I have an even smaller benchtop jointer. It works fine. But . . .

Keep the knives sharp, clean and make every effort to set the knives
perfectly. Keep the feed rate modest and don't everload the motor. Don't
expect "production" type throughput when face jointing 5 or 6 inch widths.
Do all your feeding over the outfeed table once the cut is started, avoiding
pressure directly over the cutter head. Keep the cuts shallow and make more
passes.

If this machine has a parallelogram type infeed table you may have to spend
some time making some very fine leveling adjustments on the screws that true
the infeed table mechanism (for instance, if these screws are 1/4-20 the
final adjustments may be the smallest turn that you can make with the allen
wrench or screwdriver - but that will be the difference between cutting a
great joint or a cove or arc). I think that because the castings that go
into these home shop tools my not be very well aged before they are ground
and machined that they may change slightly after you have owned the tool for
a while (I have heard this many times regarding home-shop and contractor's
saws). And because of what we pay for these tools we shouldn't expect
"milling machine" type fit and dimensions in them either.
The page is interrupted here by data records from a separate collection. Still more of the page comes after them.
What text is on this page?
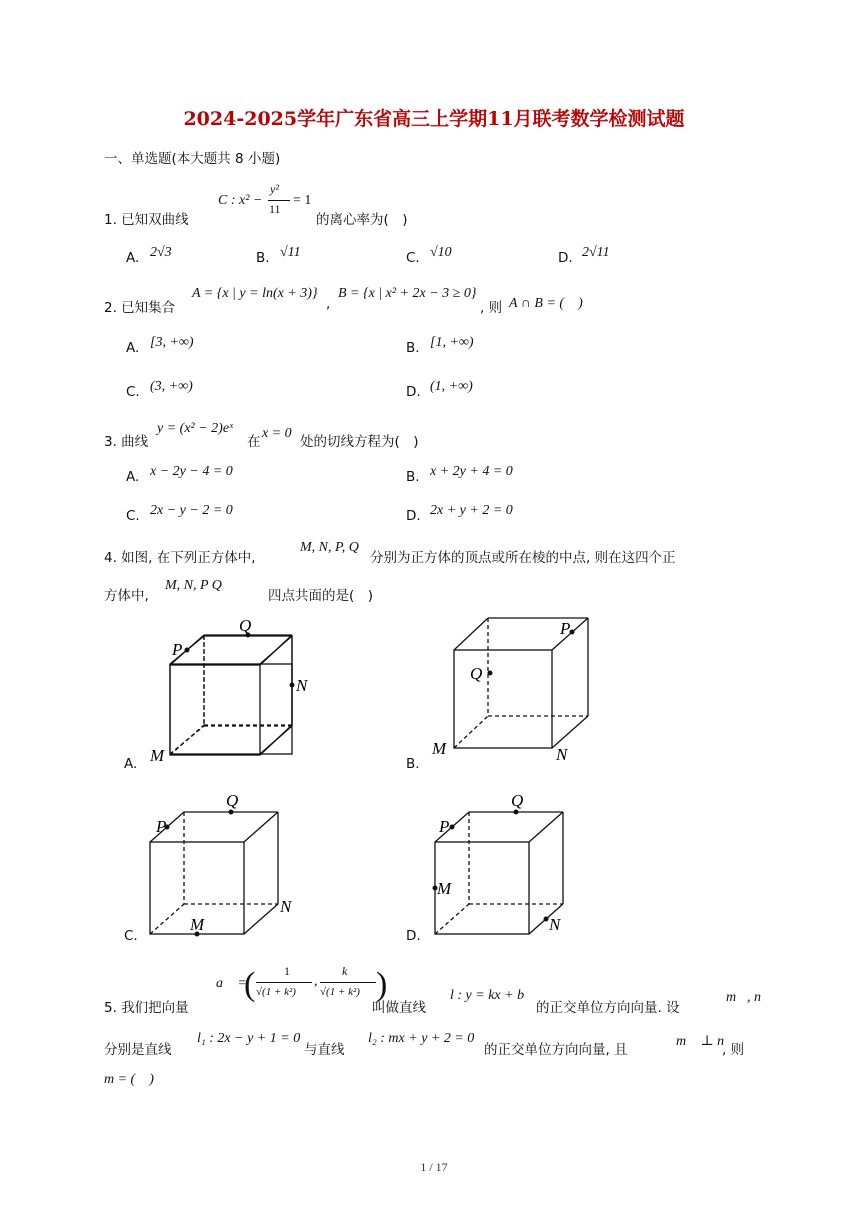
2024-2025学年广东省高三上学期11月联考数学检测试题
一、单选题(本大题共 8 小题)
1. 已知双曲线
C : x² −
y²
11
= 1
的离心率为(　)
A. 2√3	B. √11	C. √10	D. 2√11
2. 已知集合
A = {x | y = ln(x + 3)}
,
B = {x | x² + 2x − 3 ≥ 0}
, 则 A ∩ B = (　)
A. [3, +∞)	B. [1, +∞)
C. (3, +∞)	D. (1, +∞)
3. 曲线
y = (x² − 2)eˣ
在
x = 0
处的切线方程为(　)
A. x − 2y − 4 = 0	B. x + 2y + 4 = 0
C. 2x − y − 2 = 0	D. 2x + y + 2 = 0
4. 如图, 在下列正方体中,
M, N, P, Q
分别为正方体的顶点或所在棱的中点, 则在这四个正
方体中,
M, N, P Q
四点共面的是(　)
P
Q
N
M
P
Q
M	N
P
Q
N
M
P
Q
M
N
A.	B.
C.	D.
5. 我们把向量
a⃗ =
( 1
√(1 + k²)
,
k
√(1 + k²) )
叫做直线
l : y = kx + b
的正交单位方向向量. 设
m⃗, n⃗
分别是直线
l₁ : 2x − y + 1 = 0
与直线
l₂ : mx + y + 2 = 0
的正交单位方向向量, 且
m⃗ ⊥ n⃗
, 则
m = (　)
1 / 17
My guess is
because of this, if the infeed/outfeed alignment is good at zero cut, it may
remain good only through minor changes - i.e. as you lower the infeed table
to greater and greater cut depths the error will get worse and worse.

My little jointer (smaller than the one you describe) will make beautiful 8
foot joints using shallow cuts (say 1/32"). How long do you need and how
fast do you have to go?

Tim

"Toller" <[email protected]> wrote in message
news:[email protected]...
> Okay, I know that at 30" it can't do a really good job, but I just don't
> have room in my "shop" for real equipment.
>
> That said, is it well made for what it is? About 2/3rds of the reviews on
> Amazon love it; the rest say it is worthless trash.
>
>

JC

John Crea

in reply to "Toller" on 18/01/2004 10:17 PM

18/01/2004 6:12 PM

Not a bad machine, and if all you can afford, that small machine is
heads and shoulders better than none

John

On Sun, 18 Jan 2004 22:17:22 GMT, "Toller" <[email protected]> wrote:

>Okay, I know that at 30" it can't do a really good job, but I just don't
>have room in my "shop" for real equipment.
>
>That said, is it well made for what it is? About 2/3rds of the reviews on
>Amazon love it; the rest say it is worthless trash.